Auftakt: Wie demokratisch ist das Netz?
Wolfgang Thaenert
Direktor LPR Hessen
In Kürze begehen wir den Tag der Pressefreiheit. Am 3. Mai werden wir – wie jedes Jahr seit 1994, seit Einführung des Tages der Pressefreiheit, wieder mit erschreckenden Zahlen konfrontiert werden – die der getöteten Journalisten, die der verhafteten Journalisten und auch die der weggesperrten Online-Aktivisten. Es ist ein trauriger Nachweis für die gewachsene und wachsende Bedeutung des Netzes, dass die Zahl der verhafteten Internet-Journalisten Jahr für Jahr steigt. Längst halten die Zensoren Schritt mit der Entwicklung des Netzes und haben aufgerüstet – in China, Iran, Saudi-Arabien und einer Reihe weiterer Staaten, die die Journalistenorganisation Reporter ohne Grenzen „Feinde des Internet“ nennt. Länder, die die UN-Charta unterschrieben und sich damit verpflichtet haben, die Menschenrechte ihrer Bürger zu achten und zu schützen und sie nicht einzusperren und mundtot zu machen, weil sie Missstände aufdecken und damit den Herrschenden unbequem werden.

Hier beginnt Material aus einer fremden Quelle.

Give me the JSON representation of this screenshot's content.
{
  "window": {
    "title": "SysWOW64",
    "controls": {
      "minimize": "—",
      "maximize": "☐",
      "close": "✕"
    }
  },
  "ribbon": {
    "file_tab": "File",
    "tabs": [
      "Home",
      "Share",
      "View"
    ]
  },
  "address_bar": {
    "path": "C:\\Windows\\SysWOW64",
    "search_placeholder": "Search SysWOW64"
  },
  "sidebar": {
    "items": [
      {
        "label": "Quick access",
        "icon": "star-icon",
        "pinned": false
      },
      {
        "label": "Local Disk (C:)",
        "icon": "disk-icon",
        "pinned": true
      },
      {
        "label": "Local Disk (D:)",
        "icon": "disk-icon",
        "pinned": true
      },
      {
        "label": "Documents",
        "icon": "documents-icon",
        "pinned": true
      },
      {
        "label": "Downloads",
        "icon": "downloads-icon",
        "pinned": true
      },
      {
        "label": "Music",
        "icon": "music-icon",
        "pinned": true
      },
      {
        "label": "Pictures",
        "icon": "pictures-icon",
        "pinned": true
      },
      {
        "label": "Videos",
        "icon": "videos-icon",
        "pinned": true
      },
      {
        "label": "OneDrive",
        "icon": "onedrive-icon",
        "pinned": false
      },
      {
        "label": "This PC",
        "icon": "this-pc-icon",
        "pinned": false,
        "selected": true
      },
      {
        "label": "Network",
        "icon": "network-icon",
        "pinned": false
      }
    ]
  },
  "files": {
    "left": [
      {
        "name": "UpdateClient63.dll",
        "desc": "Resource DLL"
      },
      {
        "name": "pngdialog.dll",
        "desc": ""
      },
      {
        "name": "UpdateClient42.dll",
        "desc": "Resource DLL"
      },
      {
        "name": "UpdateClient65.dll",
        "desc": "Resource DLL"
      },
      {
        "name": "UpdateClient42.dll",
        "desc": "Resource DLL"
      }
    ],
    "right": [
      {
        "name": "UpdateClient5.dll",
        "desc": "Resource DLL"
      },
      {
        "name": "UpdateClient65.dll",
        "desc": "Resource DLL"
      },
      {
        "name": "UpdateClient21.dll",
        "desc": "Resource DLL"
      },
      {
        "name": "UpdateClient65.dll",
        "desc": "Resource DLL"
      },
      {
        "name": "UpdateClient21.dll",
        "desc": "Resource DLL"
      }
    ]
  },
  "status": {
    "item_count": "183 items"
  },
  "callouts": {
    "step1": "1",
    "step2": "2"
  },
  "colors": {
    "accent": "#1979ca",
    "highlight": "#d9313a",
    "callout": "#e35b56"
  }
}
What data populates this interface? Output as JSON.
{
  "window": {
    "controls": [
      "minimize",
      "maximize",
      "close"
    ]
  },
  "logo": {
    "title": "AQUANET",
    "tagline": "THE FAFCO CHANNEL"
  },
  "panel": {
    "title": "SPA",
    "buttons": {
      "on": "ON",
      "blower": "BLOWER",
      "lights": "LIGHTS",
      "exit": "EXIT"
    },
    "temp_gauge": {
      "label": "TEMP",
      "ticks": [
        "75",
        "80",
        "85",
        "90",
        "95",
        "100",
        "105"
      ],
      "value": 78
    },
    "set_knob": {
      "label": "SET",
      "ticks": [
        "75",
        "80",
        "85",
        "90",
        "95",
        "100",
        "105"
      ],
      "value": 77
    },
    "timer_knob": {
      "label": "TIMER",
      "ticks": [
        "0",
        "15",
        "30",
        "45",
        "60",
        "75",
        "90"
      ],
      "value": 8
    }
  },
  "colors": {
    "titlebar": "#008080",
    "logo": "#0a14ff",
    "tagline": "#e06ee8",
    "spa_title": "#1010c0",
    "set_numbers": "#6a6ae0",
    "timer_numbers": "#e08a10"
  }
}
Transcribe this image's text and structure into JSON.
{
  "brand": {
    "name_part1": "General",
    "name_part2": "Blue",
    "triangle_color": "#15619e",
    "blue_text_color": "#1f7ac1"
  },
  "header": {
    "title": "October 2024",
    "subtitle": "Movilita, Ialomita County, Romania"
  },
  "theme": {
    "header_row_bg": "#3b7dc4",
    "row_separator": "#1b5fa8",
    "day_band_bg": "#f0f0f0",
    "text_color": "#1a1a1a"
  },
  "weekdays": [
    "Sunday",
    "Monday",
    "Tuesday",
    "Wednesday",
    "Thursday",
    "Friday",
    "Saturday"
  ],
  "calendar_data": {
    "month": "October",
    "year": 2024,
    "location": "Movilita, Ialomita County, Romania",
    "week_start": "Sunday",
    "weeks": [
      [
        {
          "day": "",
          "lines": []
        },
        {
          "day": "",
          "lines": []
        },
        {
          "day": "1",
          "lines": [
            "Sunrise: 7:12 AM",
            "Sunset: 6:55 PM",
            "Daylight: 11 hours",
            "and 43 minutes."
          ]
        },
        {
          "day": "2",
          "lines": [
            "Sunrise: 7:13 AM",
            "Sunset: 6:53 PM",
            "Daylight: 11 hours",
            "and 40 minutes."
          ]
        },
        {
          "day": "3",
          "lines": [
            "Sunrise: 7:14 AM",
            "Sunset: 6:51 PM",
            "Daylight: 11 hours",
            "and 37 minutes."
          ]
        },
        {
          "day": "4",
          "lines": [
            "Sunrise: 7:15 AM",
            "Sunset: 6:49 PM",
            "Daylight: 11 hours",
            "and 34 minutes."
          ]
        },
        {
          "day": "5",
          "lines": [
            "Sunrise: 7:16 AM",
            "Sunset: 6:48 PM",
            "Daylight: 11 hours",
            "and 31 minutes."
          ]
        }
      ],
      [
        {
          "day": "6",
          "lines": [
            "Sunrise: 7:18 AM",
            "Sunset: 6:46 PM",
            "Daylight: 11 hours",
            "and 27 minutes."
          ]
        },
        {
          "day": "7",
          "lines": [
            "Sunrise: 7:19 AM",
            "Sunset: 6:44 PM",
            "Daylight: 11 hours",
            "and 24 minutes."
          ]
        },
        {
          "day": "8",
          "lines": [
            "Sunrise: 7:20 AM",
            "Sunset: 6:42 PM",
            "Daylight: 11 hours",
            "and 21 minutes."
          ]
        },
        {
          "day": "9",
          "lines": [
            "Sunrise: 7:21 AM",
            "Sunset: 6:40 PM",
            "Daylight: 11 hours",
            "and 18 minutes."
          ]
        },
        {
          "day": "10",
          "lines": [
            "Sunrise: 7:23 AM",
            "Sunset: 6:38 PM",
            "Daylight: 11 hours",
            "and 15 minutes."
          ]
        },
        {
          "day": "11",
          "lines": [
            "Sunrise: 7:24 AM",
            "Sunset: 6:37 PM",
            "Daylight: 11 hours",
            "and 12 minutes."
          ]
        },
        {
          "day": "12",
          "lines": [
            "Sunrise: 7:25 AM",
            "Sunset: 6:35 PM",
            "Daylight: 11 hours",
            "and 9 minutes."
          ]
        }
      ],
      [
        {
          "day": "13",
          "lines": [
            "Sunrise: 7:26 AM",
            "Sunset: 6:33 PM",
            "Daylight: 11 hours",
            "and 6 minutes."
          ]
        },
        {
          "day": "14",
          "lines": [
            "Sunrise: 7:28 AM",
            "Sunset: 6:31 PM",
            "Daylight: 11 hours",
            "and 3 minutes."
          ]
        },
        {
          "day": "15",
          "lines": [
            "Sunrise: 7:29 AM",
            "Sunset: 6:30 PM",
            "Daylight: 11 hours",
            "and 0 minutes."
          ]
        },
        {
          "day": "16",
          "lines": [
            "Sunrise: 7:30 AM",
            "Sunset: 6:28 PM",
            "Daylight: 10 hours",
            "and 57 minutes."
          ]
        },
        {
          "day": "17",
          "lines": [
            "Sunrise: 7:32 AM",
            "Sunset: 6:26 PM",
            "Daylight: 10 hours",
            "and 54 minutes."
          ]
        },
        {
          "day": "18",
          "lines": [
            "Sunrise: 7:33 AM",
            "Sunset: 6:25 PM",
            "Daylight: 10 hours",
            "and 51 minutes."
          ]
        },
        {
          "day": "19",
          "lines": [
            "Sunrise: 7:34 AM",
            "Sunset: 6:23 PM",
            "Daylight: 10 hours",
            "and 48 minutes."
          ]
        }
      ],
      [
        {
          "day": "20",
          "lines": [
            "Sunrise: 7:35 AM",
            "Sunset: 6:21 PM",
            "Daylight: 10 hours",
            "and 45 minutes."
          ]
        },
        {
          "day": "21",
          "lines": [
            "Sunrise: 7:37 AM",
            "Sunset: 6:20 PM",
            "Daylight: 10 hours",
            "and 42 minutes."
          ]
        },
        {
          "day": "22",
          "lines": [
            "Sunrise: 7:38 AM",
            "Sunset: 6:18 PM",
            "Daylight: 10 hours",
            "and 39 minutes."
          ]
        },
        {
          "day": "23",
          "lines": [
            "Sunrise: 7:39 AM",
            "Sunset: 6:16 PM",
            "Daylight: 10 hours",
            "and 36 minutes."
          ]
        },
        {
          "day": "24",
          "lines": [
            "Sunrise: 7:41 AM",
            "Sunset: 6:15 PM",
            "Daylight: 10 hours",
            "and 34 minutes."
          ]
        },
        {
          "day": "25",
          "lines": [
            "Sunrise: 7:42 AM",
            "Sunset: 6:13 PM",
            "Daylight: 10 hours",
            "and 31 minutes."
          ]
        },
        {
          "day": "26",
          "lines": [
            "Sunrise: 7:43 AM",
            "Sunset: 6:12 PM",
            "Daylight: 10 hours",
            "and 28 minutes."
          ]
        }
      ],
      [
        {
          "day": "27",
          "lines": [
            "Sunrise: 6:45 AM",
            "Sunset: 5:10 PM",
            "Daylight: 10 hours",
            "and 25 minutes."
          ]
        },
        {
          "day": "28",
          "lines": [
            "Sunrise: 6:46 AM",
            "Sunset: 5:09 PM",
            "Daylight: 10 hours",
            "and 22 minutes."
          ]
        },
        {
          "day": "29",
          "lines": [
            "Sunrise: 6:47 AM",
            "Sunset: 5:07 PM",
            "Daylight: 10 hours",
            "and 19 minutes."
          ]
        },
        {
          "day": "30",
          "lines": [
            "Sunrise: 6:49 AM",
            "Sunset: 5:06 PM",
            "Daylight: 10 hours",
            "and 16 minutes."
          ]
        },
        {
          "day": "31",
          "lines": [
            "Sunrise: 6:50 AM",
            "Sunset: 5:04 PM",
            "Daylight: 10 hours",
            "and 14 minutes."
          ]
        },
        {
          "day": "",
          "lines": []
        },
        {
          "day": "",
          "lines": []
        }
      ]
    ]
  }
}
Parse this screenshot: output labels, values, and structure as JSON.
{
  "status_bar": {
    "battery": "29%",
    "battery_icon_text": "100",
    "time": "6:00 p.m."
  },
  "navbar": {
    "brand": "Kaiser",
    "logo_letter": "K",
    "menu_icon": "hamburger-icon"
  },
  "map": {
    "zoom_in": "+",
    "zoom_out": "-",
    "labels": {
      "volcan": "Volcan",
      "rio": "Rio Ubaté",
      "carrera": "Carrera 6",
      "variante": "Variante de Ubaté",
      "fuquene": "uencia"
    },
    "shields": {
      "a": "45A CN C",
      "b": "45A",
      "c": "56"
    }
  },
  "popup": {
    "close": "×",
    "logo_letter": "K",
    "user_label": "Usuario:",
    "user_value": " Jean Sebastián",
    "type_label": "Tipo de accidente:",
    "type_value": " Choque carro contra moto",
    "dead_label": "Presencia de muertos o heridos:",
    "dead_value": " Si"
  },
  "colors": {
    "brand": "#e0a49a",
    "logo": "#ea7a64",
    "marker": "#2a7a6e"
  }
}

Es war ein langer Weg, bis die Pressefreiheit, die Informations- und Meinungsfreiheit erkämpft war. Bis sie verankert war in unseren nationalen Verfassungen, in der UN-Charta, in der Europäischen Menschenrechtskonvention. Bis sie für uns selbstverständlich geworden ist. Damit diese Freiheit gelebte Praxis bleibt, sind vielfache Anstrengungen nötig. Das gilt auch für das globale Netz, das unsere Kommunikationswelt, unsere Lebens- und Arbeitswelt in den zurückliegenden zwei Jahrzehnten so radikal verändert hat und weiter verändert mit seinen schier unendlichen Möglichkeiten. Doch die Informations- und Kommunikationsfreiheit im Netz ist durchaus nicht sicher, sie ist vielmehr gefährdet, wenn auch weitaus subtiler als bei den „Feinden des Internet – kurzfristig weniger existentiell für den Einzelnen, langfristig aber höhlt es unser demokratisches Gesellschaftsmodell aus und stellt unser Rechtssystem in Frage.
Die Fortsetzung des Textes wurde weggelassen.